/marathon-autoscaler

A simple autoscaler for Marathon 1.5.0 applications to be launched on DCOS 1.10

Primary LanguagePythonApache License 2.0Apache-2.0

Marathon Autoscaler

Build Status Docker Images
TravisCI Docker Hub

Description

The aim of this project is to allow Marathon applications to scale to meet load requirements, without user intervention. To accomplish this, it monitors Marathon's application metrics and scales applications based on user-defined thresholds.

Table Of Contents

Build and deploy the Autoscaler

The Makefile requires REGISTRY environment variable to be set to your Docker registry.

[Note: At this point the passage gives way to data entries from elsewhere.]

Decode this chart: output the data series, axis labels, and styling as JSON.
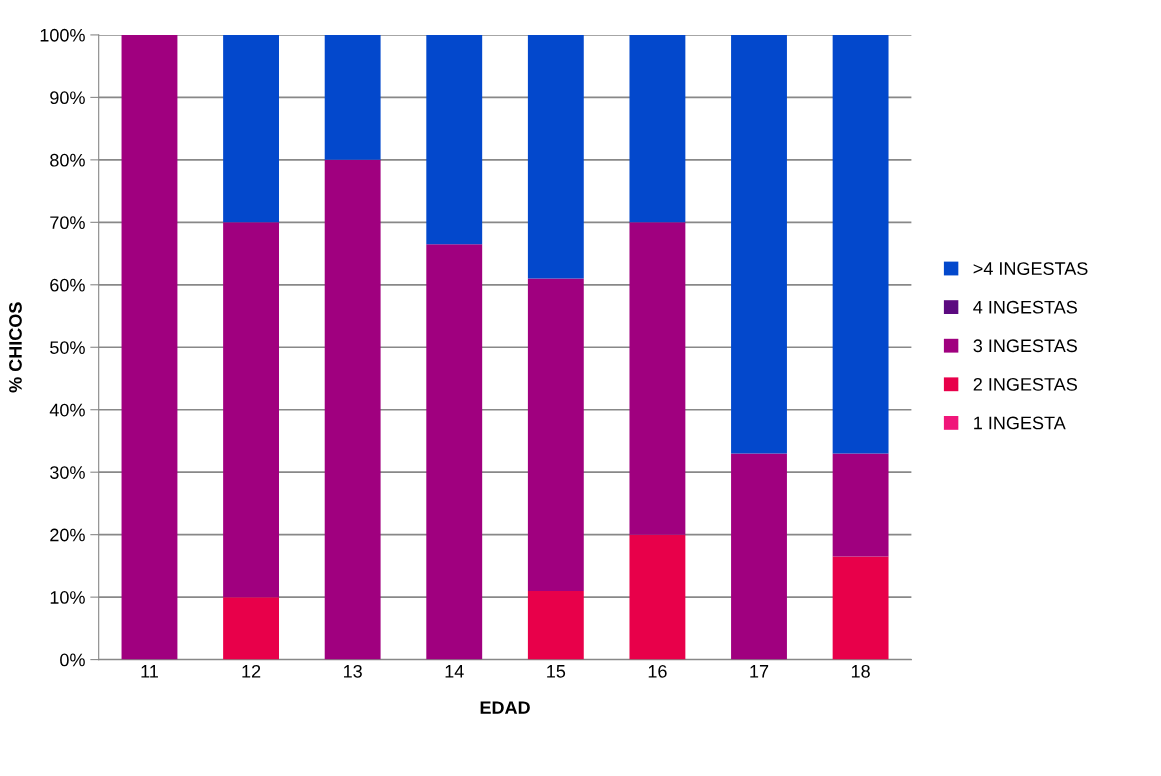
{
  "chart_data": {
    "type": "bar",
    "stacked": true,
    "xlabel": "EDAD",
    "ylabel": "% CHICOS",
    "categories": [
      "11",
      "12",
      "13",
      "14",
      "15",
      "16",
      "17",
      "18"
    ],
    "series": [
      {
        "name": "1 INGESTA",
        "color": "#f0167a",
        "values": [
          0,
          0,
          0,
          0,
          0,
          0,
          0,
          0
        ]
      },
      {
        "name": "2 INGESTAS",
        "color": "#e8004a",
        "values": [
          0,
          10,
          0,
          0,
          11,
          20,
          0,
          16.5
        ]
      },
      {
        "name": "3 INGESTAS",
        "color": "#a0007f",
        "values": [
          100,
          60,
          80,
          66.5,
          50,
          50,
          33,
          16.5
        ]
      },
      {
        "name": "4 INGESTAS",
        "color": "#5c0a80",
        "values": [
          0,
          0,
          0,
          0,
          0,
          0,
          0,
          0
        ]
      },
      {
        "name": ">4 INGESTAS",
        "color": "#0348cc",
        "values": [
          0,
          30,
          20,
          33.5,
          39,
          30,
          67,
          67
        ]
      }
    ],
    "ylim": [
      0,
      100
    ],
    "yticks": [
      {
        "value": 0,
        "label": "0%"
      },
      {
        "value": 10,
        "label": "10%"
      },
      {
        "value": 20,
        "label": "20%"
      },
      {
        "value": 30,
        "label": "30%"
      },
      {
        "value": 40,
        "label": "40%"
      },
      {
        "value": 50,
        "label": "50%"
      },
      {
        "value": 60,
        "label": "60%"
      },
      {
        "value": 70,
        "label": "70%"
      },
      {
        "value": 80,
        "label": "80%"
      },
      {
        "value": 90,
        "label": "90%"
      },
      {
        "value": 100,
        "label": "100%"
      }
    ],
    "grid": "y",
    "legend": "right"
  }
}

REGISTRY=fooreg.mydockerregistry.com make

To manually build the app, the following commands build and deploy the Autoscaler Docker container:

Build the python zipapp:

mkdir -p build/target
python -m zipapp lib/marathon-autoscaler -o build/target/marathon-autoscaler.pyz

Build the docker image:

docker build -t marathon_autoscaler .

Push the image to your registry:

docker push {{registry_url}}/marathon_autoscaler:latest

Run the Autoscaler

Deploying the Autoscaler to Marathon

In the scripts directory, deploy_autoscaler_to_marathon.py can be executed to deploy an instance of the Autoscaler to your Marathon system. The parameters needed are explained below:

cli switch environment variable description
--interval INTERVAL The time duration in seconds between polling events
--mesos-uri MESOS_URI The Mesos HTTP endpoint
--mesos-agent-port AGENT_PORT The port your Mesos Agent is listening on (defaults to 5051)
--marathon-uri MARATHON_URI The Marathon HTTP endpoint
--marathon-user MARATHON_USER The Marathon username for authentication on the marathon-uri
--marathon-pass MARATHON_PASS The Marathon password for authentication on the marathon-uri
--cpu-fan-out CPU_FAN_OUT Number of subprocesses to use for gathering and sending stats to Datadog
--dd-api-key DATADOG_API_KEY Datadog API key
--dd-app-key DATADOG_APP_KEY Datadog APP key
--dd-env DATADOG_ENV Datadog ENV variable to separate metrics by environment
--log-config LOG_CONFIG Path to logging configuration file. Defaults to logging_config.json
--enforce-version-match ENFORCE_VERSION_MATCH If set, version matching will be required of applications to participate
--rules-prefix RULES_PREFIX The prefix for rule names

Run the scripts/deploy_autoscaler_to_marathon.py script:

cd scripts && python deploy_autoscaler_to_marathon.py {PARAMETERS}

Deploying a Marathon application to use the Autoscaler

Participation

The autoscaler is a standalone application that monitors Marathon for applications that use specific labels. To make your application participate in the autoscaler the use_marathon_autoscaler label needs to be set to something truthful or a version number. To enable version matching, the autoscaler needs to be deployed with the --enforce-version-match commandline switch or ENFORCE_VERSION_MATCH environment variable.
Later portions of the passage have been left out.